Deputy Lord Mayor Arron Wood said the number of rough sleepers had increased dramatically and the council needed to act in the interests of ratepayers.
“This is not about arresting homeless people,” he said.
“This is about trying to get them onto pathways, whether that’s housing, whether that’s mental health assistance, whether that’s substance abuse assistance — there are really, really, complex problems.”
‘It’s like legislating you can’t be poor’
Kate Colvin, acting CEO of the Council of Homeless Persons, said the changes would push vulnerable people into the criminal justice system.
“It will increase people’s interaction with the justice system,” she said.
“They will end up with fines which they cannot pay, they’ll end up with arrests for reacting to council officers.
“Increasing imprisonment will be a consequence of that.”
President of the Law Institute of Victoria, Belinda Wilson, said the changes would effectively make sleeping rough in the city illegal.
“It’s being very harsh on vulnerable members of our community that need longer-term solutions,” she said.
“You need to look at underlying causes of homelessness: things like mental health, domestic violence, drugs and alcohol.”
She said the wording of the by-law was too vague and urged councillors not to go ahead with the changes.
“Practically I’m not sure how this would work,” she said.
Launch Housing, which has been helping to find accommodation for the rough sleepers outside Flinders Street Station, labelled the changes “dumb policy”.
The organisation’s chief executive, Tony Keenan, said banning rough sleeping would not solve Melbourne’s homelessness problem.

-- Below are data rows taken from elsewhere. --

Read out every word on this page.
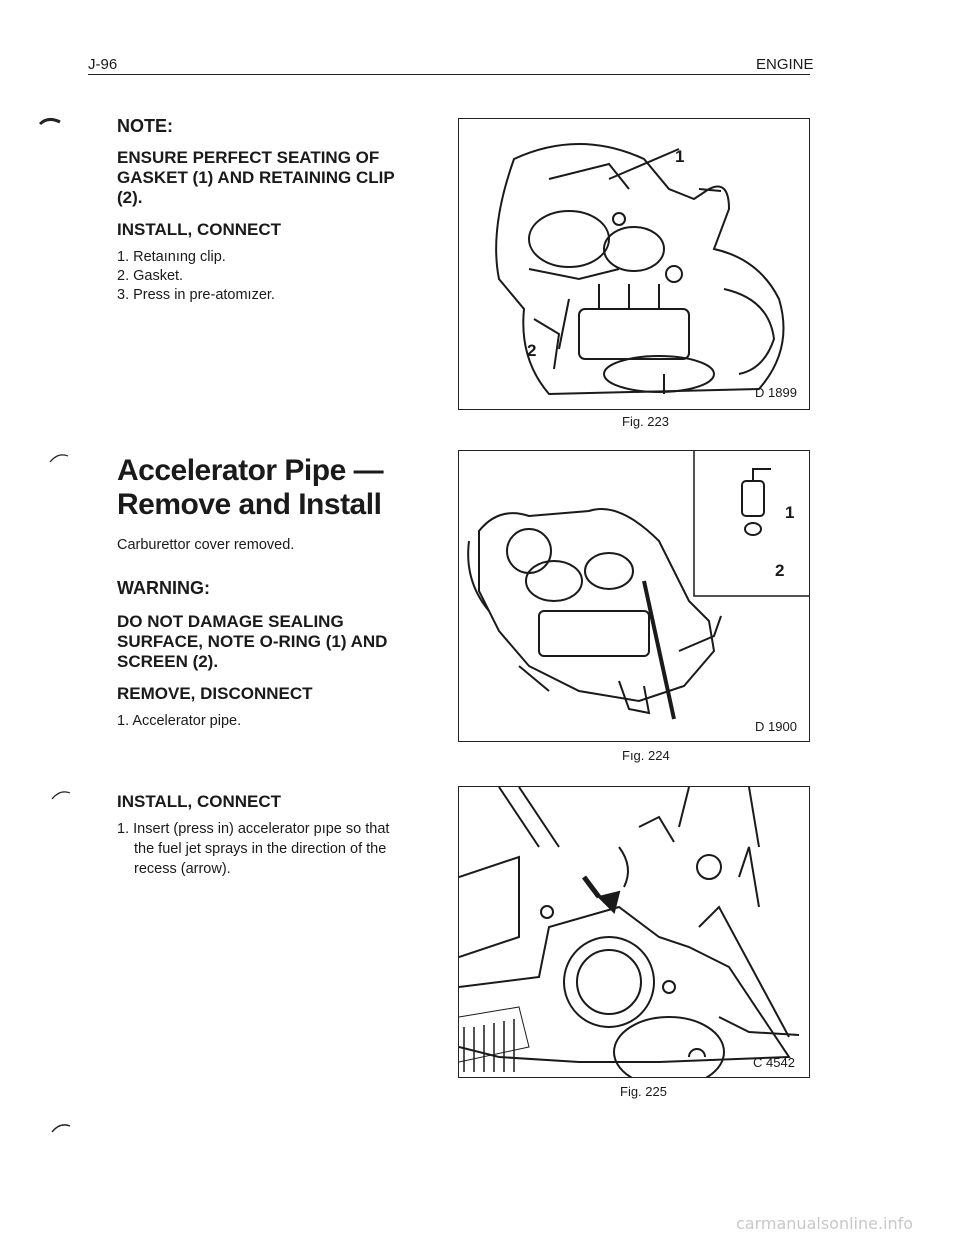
J-96	ENGINE
NOTE:
ENSURE PERFECT SEATING OF
GASKET (1) AND RETAINING CLIP
(2).
INSTALL, CONNECT
1. Retaınıng clip.
2. Gasket.
3. Press in pre-atomızer.
Accelerator Pipe —
Remove and Install
Carburettor cover removed.
WARNING:
DO NOT DAMAGE SEALING
SURFACE, NOTE O-RING (1) AND
SCREEN (2).
REMOVE, DISCONNECT
1. Accelerator pipe.
INSTALL, CONNECT
1. Insert (press in) accelerator pıpe so that
the fuel jet sprays in the direction of the
recess (arrow).
1
2
D 1899
Fig. 223
1
2
D 1900
Fıg. 224
C 4542
Fig. 225
carmanualsonline.info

“It makes as much sense as legislating to say you can’t be poor,” he said.
“We would be shifting people from the City of Melbourne to a neighbouring city which would be the City of Port Phillip or the City of Yarra.”
He said forcing the homeless away from busy, well-lit city streets would put their safety at risk.
“More risk of assaults, more risk of injuries, more risk of people dying on the streets,” he said.